La disposizione testamentaria può dirsi viziata da dolo, ai sensi dell'art. 624 comma 1 c.c., quando vi sia prova dell'uso di mezzi fraudolenti che, avuto riguardo alle condizioni del testatore, siano stati idonei a trarlo in inganno, suscitando in lui false rappresentazioni ed orientando la sua volontà in un senso verso il quale non si sarebbe spontaneamente indirizza. L'idoneità dei mezzi usati deve essere valutata, per la giurisprudenza, con criteri di larghezza nei casi in cui il testatore, per l'età avanzata o per la malattia, sia più facilmente predisposto a subire l'influenza dei soggetti che lo accudiscono o con cui trascorre la maggior parte delle sue giornate (Cass. n. 30424/2022). Come ripetutamente affermato dalla giurisprudenza di legittimità, quindi, il rispetto assoluto della volontà del testatore impone che, al fine di poter affermare che una disposizione testamentaria sia affetta da dolo, non è sufficiente dimostrare una qualsiasi influenza di ordine psicologico esercitata sul testatore - se del caso mediante blandizie, richieste, suggerimenti o sollecitazioni - occorrendo la prova dell'avvenuto impiego di veri e propri mezzi fraudolenti idonei a trarre in inganno il testatore, avuto riguardo alla sua età, al suo stato di salute, alle sue condizioni di spirito, così da suscitare in lui false rappresentazioni ed orientare la sua volontà in un senso in cui non si sarebbe spontaneamente indirizzata (Cass. n. 25521/2023). La prova presuntiva di un'attività captatoria della volontà del testatore, dispiegata per trarlo in inganno, deve, comunque, essere fondata su fatti certi, che consentano, nel loro complesso, di identificare l'attività di condizionamento e la conseguente influenza determinante sul processo formativo della volontà del de cuius.

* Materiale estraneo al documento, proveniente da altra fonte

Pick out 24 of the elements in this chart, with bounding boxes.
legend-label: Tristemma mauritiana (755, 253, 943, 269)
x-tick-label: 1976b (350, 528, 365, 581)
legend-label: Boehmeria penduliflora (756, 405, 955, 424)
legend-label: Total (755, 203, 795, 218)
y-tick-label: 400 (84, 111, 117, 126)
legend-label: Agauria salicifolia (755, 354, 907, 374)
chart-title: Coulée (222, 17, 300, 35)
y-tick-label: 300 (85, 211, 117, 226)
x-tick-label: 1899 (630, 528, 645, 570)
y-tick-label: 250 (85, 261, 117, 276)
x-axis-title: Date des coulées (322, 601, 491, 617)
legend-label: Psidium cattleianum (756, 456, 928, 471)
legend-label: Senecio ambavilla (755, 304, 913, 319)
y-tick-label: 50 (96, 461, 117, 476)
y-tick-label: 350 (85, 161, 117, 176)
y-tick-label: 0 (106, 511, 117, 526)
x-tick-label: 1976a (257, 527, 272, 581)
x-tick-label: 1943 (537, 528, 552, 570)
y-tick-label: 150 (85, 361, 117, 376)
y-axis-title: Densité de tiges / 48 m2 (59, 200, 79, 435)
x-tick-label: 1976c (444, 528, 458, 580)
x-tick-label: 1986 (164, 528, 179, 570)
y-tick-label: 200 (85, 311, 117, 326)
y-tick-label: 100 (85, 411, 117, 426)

Sempre in ottica evolutiva di tutela dei soggetti “fragili e vulnerabili”, la giurisprudenza ha, di recente, ampliato la nozione di dolo testamentario sino a farlo divenire sinonimo di captazione, ritenendo che, per guidare la formazione della volontà indebolita di una persona anziana o fragile non appare necessario il c.d. raggiro, come richiesto dalla giurisprudenza più risalente, essendo a tal fine sufficiente una influenza (esternata magari tramite non sincere manifestazioni di affetto o con menzogne sul conto altrui) finalizzata a trarre vantaggi e tale da incidere sulla formazione della volontà di una persona non più in grado di compiere autonome valutazioni.

Con la sentenza in commento la Suprema Corte, allo scopo di privilegiare la conservazione della validità del testamento, per sua natura irripetibile, richiamando la presunzione di capacità di disporre per testamento dei propri beni, propende per le nozioni tradizionali d'incapacità d'intendere e di volere e di dolo testamentario. La necessità di protezione della vulnerabilità della persona impone, tuttavia, di considerare che nella persona anziana o malata la presunzione di capacità d'intendere e di volere deve confrontarsi con nuove patologie degenerative determinanti capacità decisamente attenuate, anche se non in modo totale, tali da causare situazioni di fragilità emotiva e cognitiva, in forza delle quali la persona può decidere di attribuire i beni in modo diverso da come avrebbe fatto in assenza di malattia ovvero apparire influenzabile e tendente ad agire sotto la suggestione altrui.

Per quanto detto, non esiste una soluzione sicura per tutelare la volontà dei soggetti “fragili e vulnerabili” in sede testamentaria, essendo a tal fine inadeguati i concetti astratti e tradizionali di capacità d'intendere e di volere e di dolo testamentario, dovendosi tenere conto della condizione concreta del testatore al momento della redazione del testamento, della sua età, della sua malattia e delle situazioni di fragilità emotiva e cognitiva che da esse possono derivare.

Riferimenti

A. Ferrucci – C. Ferrentino, Successioni e donazioni, Milano, 2023.

G. Musolino,Dolo testamentario (captazione). La prova ai fini dell’impugnazione del testamento, Rivista del Notariato, 2/2024;

C. Cicero, Il testamento della persona vulnerabile, in Giurisprudenza Italiana – Dicembre 2023.